The story would appear to be a dark pulp-fiction potboiler, melodrama in a gothic vein. But it has no structure to speak of, no real arc, and no suspense, no sense that events are hanging in the balance. To the contrary, a certain inexorability seems to drive the action — people make choices, and yet it feels as if something beyond human volition is at work, some kind of dark enchantment that drives the characters toward their violent rendezvous, which is not a climax in the traditional sense because it’s not the culmination of anything. And then there’s the question of tone, a particular timbre of weirdness or a specific shade of shadow. These impressions hardly constitute an objective opinion, but my opinion on this matter is admittedly not objective. It’s a gut feeling I’ve attempted to justify with only the slightest effort to correct for my confirmation bias. In my defense, I can only say that taxonomy is an inexact science. My classification of this story as a fairy tale is not necessarily more subjective than any other venture into binomial nomenclature.
The fairy-tale genre has its own internal taxonomy, which is governed by the venerable Aarne-Thompson-Uther system. ATU indexes more than two thousand “tale types” from hundreds of cultures, grouping them under a variety of elaborately nested rubrics (Magic Tales, Stories About a Fool, The Truth Comes to Light, et cetera), and assigning each type a unique code. These designations have long been a lingua franca among researchers, the coordinates in a vast nebula of vernacular narrative.
My first thought on consulting this resource was that Jackie’s story should be coded ATU 312, The Bluebeard, a tale type in the Magic category, Supernatural Adversaries subcategory.
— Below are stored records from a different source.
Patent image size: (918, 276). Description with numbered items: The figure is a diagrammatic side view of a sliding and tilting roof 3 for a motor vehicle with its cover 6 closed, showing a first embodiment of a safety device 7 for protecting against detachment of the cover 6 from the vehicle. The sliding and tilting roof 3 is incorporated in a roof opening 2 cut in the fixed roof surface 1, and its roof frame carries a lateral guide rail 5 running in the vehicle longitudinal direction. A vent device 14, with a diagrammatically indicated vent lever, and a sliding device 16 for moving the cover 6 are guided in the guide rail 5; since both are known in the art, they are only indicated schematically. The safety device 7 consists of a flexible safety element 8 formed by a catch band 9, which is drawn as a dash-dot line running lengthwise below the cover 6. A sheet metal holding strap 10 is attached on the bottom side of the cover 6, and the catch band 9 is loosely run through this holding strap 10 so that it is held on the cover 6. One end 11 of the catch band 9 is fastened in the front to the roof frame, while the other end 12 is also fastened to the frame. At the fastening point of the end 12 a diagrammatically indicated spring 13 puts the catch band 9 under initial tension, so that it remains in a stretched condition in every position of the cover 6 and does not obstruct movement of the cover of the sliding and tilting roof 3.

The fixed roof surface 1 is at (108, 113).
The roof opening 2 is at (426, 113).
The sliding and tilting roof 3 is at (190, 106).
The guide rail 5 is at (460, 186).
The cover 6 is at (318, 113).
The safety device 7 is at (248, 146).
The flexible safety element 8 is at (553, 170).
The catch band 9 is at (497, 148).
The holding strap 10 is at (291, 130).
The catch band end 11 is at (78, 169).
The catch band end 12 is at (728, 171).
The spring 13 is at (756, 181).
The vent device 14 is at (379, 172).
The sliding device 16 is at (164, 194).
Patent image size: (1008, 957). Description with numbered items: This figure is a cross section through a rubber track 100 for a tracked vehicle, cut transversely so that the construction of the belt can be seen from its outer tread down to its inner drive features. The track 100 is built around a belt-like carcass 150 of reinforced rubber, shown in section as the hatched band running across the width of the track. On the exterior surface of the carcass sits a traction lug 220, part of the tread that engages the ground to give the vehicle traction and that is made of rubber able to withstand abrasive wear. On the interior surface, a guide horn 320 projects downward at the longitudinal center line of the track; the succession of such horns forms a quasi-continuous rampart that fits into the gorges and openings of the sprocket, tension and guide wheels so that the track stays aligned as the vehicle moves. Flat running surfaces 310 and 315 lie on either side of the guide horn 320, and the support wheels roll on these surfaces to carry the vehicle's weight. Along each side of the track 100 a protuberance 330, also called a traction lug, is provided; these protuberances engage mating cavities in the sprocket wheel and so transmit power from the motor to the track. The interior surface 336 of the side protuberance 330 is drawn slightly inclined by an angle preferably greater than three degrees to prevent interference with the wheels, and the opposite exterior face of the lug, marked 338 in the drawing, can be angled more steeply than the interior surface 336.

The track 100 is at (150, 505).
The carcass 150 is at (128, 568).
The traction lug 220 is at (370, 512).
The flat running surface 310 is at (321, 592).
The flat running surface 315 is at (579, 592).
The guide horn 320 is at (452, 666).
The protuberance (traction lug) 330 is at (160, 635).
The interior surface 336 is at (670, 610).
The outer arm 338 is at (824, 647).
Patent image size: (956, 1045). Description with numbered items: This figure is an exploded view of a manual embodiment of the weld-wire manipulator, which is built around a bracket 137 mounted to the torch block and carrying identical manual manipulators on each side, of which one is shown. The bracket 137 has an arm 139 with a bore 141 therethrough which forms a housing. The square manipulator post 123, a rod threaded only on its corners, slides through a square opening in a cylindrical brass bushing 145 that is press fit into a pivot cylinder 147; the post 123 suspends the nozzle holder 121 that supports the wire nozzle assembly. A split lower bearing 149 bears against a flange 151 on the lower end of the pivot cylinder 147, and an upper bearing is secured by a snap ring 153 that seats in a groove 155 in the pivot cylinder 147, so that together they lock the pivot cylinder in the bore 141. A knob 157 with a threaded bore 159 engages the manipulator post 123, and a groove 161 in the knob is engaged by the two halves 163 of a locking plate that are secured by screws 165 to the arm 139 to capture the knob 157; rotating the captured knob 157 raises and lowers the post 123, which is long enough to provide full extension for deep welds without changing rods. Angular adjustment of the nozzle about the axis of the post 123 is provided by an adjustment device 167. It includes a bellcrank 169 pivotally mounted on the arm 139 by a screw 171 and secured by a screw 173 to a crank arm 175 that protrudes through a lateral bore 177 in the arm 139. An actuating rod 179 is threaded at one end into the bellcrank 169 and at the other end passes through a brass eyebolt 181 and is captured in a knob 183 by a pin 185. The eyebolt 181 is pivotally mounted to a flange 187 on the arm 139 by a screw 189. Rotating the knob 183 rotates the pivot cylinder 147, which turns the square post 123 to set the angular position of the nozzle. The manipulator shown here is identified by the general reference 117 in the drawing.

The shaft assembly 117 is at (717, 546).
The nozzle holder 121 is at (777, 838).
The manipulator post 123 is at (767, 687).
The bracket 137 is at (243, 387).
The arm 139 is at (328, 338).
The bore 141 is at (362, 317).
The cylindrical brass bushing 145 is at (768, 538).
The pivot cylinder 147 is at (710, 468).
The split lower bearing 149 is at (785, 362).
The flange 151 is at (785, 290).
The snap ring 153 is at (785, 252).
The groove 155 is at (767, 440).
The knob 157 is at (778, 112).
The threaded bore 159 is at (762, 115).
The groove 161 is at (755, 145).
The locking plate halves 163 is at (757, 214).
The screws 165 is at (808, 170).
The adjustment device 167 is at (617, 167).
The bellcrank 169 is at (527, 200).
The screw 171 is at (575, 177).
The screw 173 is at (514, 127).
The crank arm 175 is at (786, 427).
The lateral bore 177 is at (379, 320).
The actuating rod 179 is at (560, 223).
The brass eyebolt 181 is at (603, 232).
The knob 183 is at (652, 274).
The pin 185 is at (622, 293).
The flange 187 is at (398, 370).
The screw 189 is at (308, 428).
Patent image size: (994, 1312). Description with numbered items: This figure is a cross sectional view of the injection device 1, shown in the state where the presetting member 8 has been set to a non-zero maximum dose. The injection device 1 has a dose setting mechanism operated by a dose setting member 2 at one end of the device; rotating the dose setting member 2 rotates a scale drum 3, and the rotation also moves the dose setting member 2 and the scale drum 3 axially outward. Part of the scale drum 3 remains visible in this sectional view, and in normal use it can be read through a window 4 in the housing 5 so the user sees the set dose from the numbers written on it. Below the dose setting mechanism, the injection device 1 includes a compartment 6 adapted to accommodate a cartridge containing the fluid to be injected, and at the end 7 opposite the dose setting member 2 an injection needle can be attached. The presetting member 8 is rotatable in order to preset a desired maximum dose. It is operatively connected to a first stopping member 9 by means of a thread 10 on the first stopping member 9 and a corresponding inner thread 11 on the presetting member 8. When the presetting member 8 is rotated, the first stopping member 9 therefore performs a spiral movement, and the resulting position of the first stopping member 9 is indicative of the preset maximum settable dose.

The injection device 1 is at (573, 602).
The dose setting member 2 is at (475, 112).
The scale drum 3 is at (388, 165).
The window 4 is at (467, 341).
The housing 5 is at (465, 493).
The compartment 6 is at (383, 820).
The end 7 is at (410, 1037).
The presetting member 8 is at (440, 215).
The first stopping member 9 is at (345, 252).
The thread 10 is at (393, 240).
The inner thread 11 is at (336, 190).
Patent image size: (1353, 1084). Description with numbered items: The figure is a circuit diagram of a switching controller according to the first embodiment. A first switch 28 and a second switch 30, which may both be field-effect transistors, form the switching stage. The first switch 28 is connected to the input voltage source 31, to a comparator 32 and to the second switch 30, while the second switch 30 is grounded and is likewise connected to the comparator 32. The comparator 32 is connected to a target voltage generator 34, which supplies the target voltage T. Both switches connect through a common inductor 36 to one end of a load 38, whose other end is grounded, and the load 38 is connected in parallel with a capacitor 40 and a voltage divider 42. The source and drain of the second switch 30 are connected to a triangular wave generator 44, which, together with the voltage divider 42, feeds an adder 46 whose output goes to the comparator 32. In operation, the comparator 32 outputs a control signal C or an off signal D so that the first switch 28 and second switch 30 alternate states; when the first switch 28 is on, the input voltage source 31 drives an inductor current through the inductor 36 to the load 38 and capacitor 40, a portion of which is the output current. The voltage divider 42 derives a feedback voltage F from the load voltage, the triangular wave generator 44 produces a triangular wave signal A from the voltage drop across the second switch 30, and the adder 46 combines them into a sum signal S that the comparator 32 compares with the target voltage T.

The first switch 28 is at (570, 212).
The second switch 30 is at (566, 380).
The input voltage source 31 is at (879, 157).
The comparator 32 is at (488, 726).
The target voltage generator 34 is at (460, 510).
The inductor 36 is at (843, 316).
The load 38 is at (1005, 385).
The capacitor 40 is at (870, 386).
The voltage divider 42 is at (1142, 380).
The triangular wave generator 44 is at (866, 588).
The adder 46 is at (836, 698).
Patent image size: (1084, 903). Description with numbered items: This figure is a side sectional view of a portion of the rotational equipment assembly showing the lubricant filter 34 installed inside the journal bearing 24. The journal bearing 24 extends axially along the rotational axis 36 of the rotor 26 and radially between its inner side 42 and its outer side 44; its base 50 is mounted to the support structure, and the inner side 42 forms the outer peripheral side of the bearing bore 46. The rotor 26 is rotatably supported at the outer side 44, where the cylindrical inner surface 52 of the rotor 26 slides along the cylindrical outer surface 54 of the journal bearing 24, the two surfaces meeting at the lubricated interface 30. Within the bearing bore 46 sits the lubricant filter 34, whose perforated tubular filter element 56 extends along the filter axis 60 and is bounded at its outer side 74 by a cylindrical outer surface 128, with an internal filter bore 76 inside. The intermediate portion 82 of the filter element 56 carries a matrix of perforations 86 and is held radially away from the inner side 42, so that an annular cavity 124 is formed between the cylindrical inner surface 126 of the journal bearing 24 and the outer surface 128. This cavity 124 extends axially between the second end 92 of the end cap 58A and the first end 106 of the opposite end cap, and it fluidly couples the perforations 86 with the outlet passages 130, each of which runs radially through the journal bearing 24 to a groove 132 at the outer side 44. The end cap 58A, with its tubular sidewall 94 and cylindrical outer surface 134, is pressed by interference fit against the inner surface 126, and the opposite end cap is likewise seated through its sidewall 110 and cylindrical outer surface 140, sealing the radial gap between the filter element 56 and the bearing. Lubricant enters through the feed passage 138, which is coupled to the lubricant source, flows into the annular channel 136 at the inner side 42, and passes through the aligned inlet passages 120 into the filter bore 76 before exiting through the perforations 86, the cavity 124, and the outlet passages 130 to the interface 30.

Angela Carter’s retelling is titled “The Bloody Chamber.” That’s what the frat guy’s bedroom is, I thought: the bloody chamber, the site of awful truth, incarnadine. But no — Bluebeard’s young wife is on a quest. She’s taking risks and she knows she’s taking them, defying orders, doing exactly the thing she’s been forbidden to do. That’s not what happens in Jackie’s story. As her tale begins, there is a young woman. She’s probably not a virgin, but she’s definitely not a wife. A maiden, let’s say. She might be looking for sex, romance. Or she might just be trying to get from point A to point B. In any case, she’s going about her life, and suddenly this seducer appears.